My career hasn't been held back by legacy formats; it has been sustained by them. I will continue to advocate for the latest methods and push for more efficient code, but I will never apologize for maintaining a foundation of resilient, free, and accessible tools. The older formats remain not because we are lazy, but because the data they hold is too valuable to be gambled on the next 15-year tech cycle.
A Call to Action
I want to pose a challenge to those pushing exclusively for the Modern Stack: How well does your data work for the partners who don't share your tools or your infrastructure? In our professional bubble, it's easy to forget that we are rarely the end of the data pipeline. Our work often passes through hands that don't have high-speed cloud access, specialized developers, or the latest hardware.
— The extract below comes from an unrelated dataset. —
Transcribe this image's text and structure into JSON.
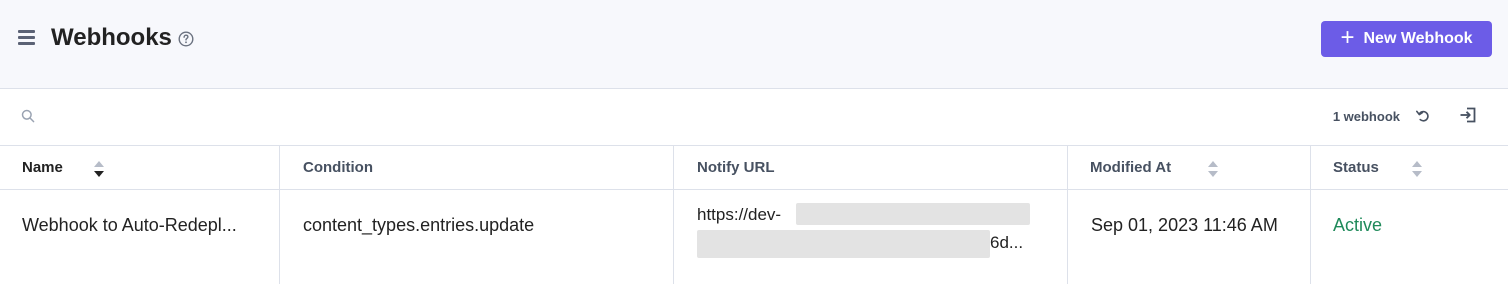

I'll be the first to admit: I’m not necessarily a fan of the Shapefile’s technical limitations. I know its flaws as well as anyone. But I also know its place. I know better than to advocate for its deprecation because I understand that its value isn’t in its elegance, it’s in its reach.
If your "efficient" format requires your client to rebuild their entire workflow just to read it, have you really made progress? Let’s stop viewing foundational formats as hurdles and start seeing them as the essential bridges that allow our work to thrive in the messy, disconnected reality of the real world.
What is your "Lifeboat Format"? I want to hear your stories of when "boring and free" beat "new and expensive" in the comments below. Let's start talking about resilience again.
Final thought: The data format that absolutely perplexes me in my career is GeoPDFs. These days I can admit even that format has its place in our community but for me that one still falls under one of the most niche formats that I would never advocate for.